防腐効果を高める木材保存剤
木板の防腐効果を確実に高めるのが木材保存剤と呼ばれる薬剤の注入だ。薬剤には木材腐朽菌を殺す成分とシロアリを殺す成分が含まれている。薬剤を水などの液体に溶かし、釜のなかで圧力を掛けて木材の芯まで浸み込ませる加圧注入が一般に用いられる。木板は薄いため材の中心まで薬剤を染み込ませることができる。その点で木材保護塗料と比べて非常に有利だ。薬剤の種類や含浸量にもよるが、外壁板張りであれば20年以上の効果が期待できるとされる。

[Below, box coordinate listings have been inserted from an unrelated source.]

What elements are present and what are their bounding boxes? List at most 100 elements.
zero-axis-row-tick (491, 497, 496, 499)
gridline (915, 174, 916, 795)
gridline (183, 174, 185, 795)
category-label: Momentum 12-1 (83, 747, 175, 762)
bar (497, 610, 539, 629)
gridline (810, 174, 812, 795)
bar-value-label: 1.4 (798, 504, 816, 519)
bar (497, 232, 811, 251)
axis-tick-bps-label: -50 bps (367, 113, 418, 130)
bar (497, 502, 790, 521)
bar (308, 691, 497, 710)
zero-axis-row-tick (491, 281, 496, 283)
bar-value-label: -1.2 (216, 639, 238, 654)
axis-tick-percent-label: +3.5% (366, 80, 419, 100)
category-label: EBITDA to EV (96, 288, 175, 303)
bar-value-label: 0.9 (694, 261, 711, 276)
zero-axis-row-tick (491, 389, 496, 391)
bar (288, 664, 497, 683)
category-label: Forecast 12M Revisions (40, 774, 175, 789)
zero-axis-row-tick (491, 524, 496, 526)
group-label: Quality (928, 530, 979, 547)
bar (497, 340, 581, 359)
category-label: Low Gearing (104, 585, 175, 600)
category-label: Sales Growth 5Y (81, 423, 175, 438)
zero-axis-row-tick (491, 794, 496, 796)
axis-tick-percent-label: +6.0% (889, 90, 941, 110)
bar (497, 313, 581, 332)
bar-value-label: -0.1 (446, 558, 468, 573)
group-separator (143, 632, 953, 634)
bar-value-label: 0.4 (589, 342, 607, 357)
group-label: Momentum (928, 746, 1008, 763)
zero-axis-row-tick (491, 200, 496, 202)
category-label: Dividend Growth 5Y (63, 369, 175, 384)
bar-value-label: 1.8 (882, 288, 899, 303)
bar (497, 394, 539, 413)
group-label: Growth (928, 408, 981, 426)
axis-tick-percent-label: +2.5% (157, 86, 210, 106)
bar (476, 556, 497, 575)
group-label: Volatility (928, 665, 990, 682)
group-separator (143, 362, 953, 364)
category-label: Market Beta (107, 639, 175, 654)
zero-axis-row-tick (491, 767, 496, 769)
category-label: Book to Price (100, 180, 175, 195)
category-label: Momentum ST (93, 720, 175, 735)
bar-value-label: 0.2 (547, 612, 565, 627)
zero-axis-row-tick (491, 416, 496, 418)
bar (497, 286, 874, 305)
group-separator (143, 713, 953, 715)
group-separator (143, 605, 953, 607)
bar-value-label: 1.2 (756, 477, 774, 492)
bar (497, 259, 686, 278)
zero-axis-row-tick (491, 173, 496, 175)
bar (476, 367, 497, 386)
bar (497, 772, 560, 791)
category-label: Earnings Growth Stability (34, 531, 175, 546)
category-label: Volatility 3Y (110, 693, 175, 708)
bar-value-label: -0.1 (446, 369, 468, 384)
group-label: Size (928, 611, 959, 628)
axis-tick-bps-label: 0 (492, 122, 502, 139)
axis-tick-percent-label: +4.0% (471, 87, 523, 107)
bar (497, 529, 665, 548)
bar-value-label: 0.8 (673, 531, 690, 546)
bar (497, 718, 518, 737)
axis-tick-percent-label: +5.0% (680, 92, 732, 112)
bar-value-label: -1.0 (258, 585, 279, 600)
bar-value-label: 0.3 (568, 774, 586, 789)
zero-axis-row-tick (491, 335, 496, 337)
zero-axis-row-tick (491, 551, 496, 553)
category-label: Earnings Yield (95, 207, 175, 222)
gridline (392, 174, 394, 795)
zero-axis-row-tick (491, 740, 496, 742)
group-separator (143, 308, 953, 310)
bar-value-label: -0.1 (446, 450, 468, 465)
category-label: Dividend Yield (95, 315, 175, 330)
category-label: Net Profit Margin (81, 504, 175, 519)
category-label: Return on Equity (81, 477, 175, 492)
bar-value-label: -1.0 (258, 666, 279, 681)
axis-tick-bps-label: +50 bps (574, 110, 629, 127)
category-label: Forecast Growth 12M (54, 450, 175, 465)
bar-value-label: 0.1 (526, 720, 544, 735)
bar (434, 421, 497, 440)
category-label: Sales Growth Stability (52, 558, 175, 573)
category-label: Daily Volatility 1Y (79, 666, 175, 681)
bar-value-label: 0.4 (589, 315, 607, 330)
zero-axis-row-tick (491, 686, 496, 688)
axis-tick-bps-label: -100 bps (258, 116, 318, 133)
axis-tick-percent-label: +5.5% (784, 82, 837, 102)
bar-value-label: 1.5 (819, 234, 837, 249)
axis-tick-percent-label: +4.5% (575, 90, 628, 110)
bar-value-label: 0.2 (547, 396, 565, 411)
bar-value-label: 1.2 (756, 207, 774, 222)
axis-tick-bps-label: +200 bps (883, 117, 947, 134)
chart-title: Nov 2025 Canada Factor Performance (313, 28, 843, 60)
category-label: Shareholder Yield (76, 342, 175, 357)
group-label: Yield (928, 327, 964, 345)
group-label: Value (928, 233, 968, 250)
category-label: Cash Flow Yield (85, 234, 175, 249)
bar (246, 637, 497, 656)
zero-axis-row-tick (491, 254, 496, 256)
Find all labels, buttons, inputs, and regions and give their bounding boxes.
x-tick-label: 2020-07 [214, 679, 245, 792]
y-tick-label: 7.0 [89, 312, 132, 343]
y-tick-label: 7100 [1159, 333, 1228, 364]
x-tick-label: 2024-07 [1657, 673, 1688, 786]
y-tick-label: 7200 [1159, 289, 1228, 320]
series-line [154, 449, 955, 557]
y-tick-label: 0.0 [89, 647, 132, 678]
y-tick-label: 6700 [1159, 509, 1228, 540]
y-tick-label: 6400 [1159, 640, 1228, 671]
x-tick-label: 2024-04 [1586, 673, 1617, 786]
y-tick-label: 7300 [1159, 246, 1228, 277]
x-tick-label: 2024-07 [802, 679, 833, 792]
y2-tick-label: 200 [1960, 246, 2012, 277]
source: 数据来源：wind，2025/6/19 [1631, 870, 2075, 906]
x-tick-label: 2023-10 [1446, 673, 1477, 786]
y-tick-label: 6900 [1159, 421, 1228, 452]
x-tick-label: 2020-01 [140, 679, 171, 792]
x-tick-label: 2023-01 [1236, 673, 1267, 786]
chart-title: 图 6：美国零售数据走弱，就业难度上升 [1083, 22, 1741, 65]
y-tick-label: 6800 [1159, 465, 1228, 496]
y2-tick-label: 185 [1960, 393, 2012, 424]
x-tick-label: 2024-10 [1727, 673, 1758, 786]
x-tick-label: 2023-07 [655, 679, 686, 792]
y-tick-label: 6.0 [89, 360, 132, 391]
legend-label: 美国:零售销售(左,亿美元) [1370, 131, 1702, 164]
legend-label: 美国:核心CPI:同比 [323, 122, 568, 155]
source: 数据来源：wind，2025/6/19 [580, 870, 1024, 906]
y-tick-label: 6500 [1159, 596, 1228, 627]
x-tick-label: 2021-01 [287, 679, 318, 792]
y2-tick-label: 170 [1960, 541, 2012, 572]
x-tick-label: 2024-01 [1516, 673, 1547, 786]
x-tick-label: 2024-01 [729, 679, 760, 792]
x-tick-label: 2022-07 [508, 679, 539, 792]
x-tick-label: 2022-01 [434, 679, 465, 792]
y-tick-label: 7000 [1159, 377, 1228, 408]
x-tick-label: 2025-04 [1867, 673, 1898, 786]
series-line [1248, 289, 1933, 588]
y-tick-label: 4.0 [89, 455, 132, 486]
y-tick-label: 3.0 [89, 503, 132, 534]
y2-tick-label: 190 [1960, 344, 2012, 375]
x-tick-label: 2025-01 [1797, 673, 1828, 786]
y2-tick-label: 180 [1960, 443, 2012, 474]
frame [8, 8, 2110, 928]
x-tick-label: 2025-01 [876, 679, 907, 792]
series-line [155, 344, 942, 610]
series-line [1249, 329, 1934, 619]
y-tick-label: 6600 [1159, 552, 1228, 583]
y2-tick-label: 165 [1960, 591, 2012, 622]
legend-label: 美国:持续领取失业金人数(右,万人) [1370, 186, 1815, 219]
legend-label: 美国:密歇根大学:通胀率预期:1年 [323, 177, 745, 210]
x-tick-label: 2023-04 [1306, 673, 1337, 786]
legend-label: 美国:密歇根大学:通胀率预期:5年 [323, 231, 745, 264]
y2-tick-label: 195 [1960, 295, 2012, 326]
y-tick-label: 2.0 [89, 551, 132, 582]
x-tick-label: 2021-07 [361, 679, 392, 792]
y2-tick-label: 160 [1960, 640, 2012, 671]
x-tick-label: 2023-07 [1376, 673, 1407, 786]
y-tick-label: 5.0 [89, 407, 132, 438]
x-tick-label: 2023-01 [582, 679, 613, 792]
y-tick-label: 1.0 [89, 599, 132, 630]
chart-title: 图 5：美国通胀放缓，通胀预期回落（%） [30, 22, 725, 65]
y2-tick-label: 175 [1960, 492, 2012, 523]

加圧注入に使われる木材保存剤は、銅・第四級アンモニウム化合物系(ACQ)とアゾール・第四級アンモニウム・ネオニコチノイド化合物系(AZNA)、アゾール・ネオニコチノイド化合物系(AZN)などだ。大きくは銅を含む薬剤と銅を含まない有機系の薬剤に分かれる。後者は農薬の転用だ。銅系の薬剤は注入後に薄い緑色になるのに対し、有機系の薬剤は無色に仕上がる。無塗装の場合、見た目の点から前者が選ばれることが多い。塗装をする場合はどちらでもよい。
薬剤の効き目はJASに規定されている。JASの製材には防腐・防蟻の性能区分がK-1〜K-5までの5ランクに分けられている。K-1は室内用、K-2は寒冷地用、K-3が温暖地用、K-4は腐朽や蟻害が多い環境、K‐5は電柱や枕木など特別な用途として規定されている。
上記ランクは薬剤の種類と含浸量の組み合わせで決まる。上記の3つの薬剤は量を増やせばK‐4の性能を満たせる。ただし、K‐5の性能を満たせるのはACQだけだ。土壌に杭を埋めた複数の試験結果を見ても、ACQなど銅系の薬剤のほうが防腐・防蟻の効果が高い結果が出ている。耐久性の点では銅系の薬剤の信頼性が高いようだ。